What's New

A new OpenAI model, reportedly called Spud (GPT-5.5), signals a strategic shift in AI development. According to a post by @kimmonismus, AI labs are moving away from relying on long chains of reasoning tokens (test-time compute) and instead focusing on making models smarter during pretraining.
Spud is described as smarter "out of the box" from pretraining, requiring fewer tokens for good answers. This means faster responses and lower costs per query, as it doesn't need to burn through extensive reasoning chains. The post also mentions Anthropic's Mythos as a similar model reflecting this trend.
Technical Details
While specific architecture details are not disclosed, the core idea is straightforward: instead of making models think harder at inference time (like OpenAI's o1 or o3), Spud is designed to be more capable from the start. This approach reduces latency and computational overhead, making it more efficient for real-world applications.
Fewer tokens per query directly translates to lower operational costs and faster response times, which is critical for scaling AI deployment.
How It Compares
This contrasts with recent trends in the industry, where models like OpenAI's o1 and DeepSeek-R1 rely heavily on chain-of-thought reasoning to improve accuracy. Spud's approach suggests a return to pretraining-focused innovation, potentially offering a more efficient path to better performance.
What to Watch

- Benchmarks: We need to see actual performance numbers to evaluate if this approach matches or exceeds reasoning-heavy models.
- Caveats: The source is a single post; official details from OpenAI are pending.
- Implications: If successful, this could reshape the cost structure of AI services, making advanced models more accessible.
gentic.news Analysis
This development reflects a broader industry trend of optimizing for efficiency. After the release of reasoning-heavy models like o1 and DeepSeek-R1, which showed impressive gains but at high computational costs, labs are now exploring pretraining improvements as a complementary path.
Our coverage of DeepSeek-R1's 79.8% on SWE-Bench Verified highlighted the power of test-time compute, but also noted the token overhead. Spud's approach could be seen as a response to that limitation, aiming for similar gains without the cost.

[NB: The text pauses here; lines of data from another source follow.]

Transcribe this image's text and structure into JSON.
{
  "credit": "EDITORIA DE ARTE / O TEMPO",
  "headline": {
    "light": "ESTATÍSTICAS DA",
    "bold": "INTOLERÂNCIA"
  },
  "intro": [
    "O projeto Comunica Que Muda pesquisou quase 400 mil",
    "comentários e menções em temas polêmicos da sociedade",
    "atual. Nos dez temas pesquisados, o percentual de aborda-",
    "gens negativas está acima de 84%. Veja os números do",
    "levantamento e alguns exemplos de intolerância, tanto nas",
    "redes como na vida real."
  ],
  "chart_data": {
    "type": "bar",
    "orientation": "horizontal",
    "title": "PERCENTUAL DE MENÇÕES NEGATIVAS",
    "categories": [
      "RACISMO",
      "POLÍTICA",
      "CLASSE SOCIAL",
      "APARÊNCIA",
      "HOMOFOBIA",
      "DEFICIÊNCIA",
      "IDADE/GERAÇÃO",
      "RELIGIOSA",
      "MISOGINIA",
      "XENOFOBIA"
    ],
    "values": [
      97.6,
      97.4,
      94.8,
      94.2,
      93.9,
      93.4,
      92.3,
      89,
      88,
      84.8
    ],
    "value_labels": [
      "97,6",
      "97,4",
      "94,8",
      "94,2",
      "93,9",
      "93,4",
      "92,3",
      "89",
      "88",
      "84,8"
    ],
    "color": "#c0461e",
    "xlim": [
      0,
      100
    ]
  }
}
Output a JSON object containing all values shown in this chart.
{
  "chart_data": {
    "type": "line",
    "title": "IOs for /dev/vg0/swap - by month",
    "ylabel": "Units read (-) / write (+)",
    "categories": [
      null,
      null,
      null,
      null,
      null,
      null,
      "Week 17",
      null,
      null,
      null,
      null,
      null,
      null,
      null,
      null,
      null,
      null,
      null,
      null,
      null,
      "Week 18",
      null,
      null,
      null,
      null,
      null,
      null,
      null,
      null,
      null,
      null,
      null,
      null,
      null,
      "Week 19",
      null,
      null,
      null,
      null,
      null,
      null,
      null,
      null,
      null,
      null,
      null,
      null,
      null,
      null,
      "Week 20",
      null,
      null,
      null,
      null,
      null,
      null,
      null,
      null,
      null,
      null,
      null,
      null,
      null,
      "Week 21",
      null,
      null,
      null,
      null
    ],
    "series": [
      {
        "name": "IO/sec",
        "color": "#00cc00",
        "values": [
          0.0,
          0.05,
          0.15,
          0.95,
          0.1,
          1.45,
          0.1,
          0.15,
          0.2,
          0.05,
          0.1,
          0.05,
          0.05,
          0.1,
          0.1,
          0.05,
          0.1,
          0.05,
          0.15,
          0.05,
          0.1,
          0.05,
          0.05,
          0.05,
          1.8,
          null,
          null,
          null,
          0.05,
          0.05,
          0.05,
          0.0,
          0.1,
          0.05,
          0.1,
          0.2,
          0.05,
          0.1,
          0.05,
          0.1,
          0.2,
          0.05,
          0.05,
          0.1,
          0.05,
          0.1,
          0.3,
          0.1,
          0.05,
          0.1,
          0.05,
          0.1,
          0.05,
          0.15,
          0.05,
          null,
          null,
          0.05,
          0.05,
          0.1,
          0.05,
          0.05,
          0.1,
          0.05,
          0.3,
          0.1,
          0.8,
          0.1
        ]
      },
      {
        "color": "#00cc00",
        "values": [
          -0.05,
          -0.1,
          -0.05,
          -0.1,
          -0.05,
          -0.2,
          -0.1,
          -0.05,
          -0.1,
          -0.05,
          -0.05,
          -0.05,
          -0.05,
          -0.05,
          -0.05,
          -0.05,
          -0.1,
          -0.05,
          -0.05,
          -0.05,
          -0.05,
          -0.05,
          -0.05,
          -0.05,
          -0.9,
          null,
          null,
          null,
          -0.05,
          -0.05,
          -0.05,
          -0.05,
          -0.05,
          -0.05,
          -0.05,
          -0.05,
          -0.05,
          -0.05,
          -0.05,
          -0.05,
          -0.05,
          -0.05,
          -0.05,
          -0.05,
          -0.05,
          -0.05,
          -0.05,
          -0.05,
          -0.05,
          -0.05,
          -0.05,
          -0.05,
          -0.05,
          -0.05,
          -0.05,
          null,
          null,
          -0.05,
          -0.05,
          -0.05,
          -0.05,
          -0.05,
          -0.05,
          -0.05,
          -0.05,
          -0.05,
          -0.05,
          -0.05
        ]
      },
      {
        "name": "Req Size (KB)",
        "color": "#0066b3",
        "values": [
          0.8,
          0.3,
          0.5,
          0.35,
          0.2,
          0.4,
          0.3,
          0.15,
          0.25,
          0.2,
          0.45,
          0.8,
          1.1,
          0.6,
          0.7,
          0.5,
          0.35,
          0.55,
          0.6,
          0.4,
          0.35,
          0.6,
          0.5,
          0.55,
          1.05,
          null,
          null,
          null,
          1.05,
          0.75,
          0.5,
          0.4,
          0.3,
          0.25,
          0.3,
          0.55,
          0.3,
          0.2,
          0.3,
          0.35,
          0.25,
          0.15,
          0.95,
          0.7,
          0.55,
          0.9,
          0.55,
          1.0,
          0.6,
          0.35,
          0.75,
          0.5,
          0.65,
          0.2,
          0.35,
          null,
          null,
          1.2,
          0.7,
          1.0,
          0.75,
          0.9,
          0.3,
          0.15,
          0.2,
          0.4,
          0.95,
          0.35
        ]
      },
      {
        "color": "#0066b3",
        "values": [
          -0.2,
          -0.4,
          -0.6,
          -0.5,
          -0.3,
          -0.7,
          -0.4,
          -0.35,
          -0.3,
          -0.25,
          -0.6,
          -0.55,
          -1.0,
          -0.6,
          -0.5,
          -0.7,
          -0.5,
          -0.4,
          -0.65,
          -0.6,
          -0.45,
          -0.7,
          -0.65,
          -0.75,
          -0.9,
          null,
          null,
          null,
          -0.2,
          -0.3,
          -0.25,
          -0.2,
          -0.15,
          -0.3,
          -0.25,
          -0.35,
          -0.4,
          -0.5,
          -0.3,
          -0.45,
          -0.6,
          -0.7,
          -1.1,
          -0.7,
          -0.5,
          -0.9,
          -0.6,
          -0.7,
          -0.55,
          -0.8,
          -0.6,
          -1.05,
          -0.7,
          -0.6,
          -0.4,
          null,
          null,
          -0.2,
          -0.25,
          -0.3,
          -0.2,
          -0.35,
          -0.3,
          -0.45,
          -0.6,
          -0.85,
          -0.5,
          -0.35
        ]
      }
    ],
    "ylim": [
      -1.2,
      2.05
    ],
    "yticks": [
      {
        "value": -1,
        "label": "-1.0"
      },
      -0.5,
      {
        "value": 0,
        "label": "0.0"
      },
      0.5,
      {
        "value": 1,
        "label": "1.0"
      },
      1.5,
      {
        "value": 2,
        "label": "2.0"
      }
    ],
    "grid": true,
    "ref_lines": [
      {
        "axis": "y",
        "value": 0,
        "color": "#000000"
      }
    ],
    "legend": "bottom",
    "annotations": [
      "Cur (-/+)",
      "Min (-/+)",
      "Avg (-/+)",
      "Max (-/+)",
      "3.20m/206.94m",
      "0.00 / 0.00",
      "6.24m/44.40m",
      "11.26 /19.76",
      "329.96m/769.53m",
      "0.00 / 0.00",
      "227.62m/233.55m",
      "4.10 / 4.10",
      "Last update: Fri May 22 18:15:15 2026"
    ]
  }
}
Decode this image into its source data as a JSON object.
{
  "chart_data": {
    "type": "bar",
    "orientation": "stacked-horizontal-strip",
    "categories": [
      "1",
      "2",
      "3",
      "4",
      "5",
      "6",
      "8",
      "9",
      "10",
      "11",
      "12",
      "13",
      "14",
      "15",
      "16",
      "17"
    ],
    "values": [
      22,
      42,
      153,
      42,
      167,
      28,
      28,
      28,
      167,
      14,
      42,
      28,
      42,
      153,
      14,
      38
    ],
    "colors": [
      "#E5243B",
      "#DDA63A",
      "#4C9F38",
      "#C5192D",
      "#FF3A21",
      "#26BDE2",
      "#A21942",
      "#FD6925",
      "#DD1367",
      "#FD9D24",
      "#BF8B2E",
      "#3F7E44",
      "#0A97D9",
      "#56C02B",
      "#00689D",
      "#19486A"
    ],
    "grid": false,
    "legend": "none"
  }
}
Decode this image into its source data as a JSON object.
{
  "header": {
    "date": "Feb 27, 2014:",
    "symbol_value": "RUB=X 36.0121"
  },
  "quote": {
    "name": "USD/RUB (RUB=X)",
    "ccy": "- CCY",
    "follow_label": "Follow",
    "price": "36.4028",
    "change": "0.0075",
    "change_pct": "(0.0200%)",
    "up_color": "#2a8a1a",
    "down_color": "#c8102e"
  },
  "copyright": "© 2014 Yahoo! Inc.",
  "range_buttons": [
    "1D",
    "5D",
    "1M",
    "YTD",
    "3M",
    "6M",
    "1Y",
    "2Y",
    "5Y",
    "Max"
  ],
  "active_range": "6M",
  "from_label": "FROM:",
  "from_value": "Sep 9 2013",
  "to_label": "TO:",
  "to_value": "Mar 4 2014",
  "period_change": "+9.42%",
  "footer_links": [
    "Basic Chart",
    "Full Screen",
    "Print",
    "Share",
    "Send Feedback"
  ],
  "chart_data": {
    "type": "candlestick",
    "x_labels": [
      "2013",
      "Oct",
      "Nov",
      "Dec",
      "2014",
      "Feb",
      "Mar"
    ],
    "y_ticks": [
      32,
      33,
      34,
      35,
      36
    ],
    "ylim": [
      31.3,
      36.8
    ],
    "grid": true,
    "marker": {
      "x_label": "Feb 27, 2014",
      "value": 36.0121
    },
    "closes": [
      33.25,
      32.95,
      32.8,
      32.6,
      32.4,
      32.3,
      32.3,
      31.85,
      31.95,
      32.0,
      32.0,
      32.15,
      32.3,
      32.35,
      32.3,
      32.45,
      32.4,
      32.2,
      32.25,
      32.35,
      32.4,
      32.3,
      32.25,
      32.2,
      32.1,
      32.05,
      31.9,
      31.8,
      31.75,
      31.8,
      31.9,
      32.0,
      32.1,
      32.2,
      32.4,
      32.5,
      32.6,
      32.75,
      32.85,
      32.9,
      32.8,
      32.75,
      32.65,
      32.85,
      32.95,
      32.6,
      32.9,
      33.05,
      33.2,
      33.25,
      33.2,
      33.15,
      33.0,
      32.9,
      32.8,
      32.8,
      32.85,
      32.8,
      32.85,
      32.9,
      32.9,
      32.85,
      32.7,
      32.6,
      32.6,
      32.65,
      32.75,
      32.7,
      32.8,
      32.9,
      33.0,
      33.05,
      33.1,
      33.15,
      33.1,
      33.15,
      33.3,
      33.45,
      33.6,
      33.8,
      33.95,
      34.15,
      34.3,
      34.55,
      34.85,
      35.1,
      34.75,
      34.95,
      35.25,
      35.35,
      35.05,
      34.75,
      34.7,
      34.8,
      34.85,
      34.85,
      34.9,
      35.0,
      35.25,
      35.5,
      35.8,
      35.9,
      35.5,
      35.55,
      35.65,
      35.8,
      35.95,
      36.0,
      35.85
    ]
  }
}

This also ties into the ongoing competition between OpenAI and Anthropic, with both reportedly working on models that prioritize pretraining. The mention of Anthropic's Mythos suggests this is a shared strategic direction, not an isolated experiment.
Frequently Asked Questions
What is GPT-5.5 Spud?
Spud is a rumored new model from OpenAI that focuses on improving performance through pretraining rather than relying on long chains of reasoning tokens at inference time.
How does Spud differ from GPT-5?
While GPT-5 likely uses reasoning-heavy approaches (like chain-of-thought), Spud is designed to be smarter from the start, requiring fewer tokens for good answers.
Why does fewer tokens matter?
Fewer tokens per query means faster response times and lower operational costs, making the model cheaper to run and more scalable for applications.
Is this confirmed by OpenAI?
No, this information comes from a post by @kimmonismus and has not been officially confirmed by OpenAI.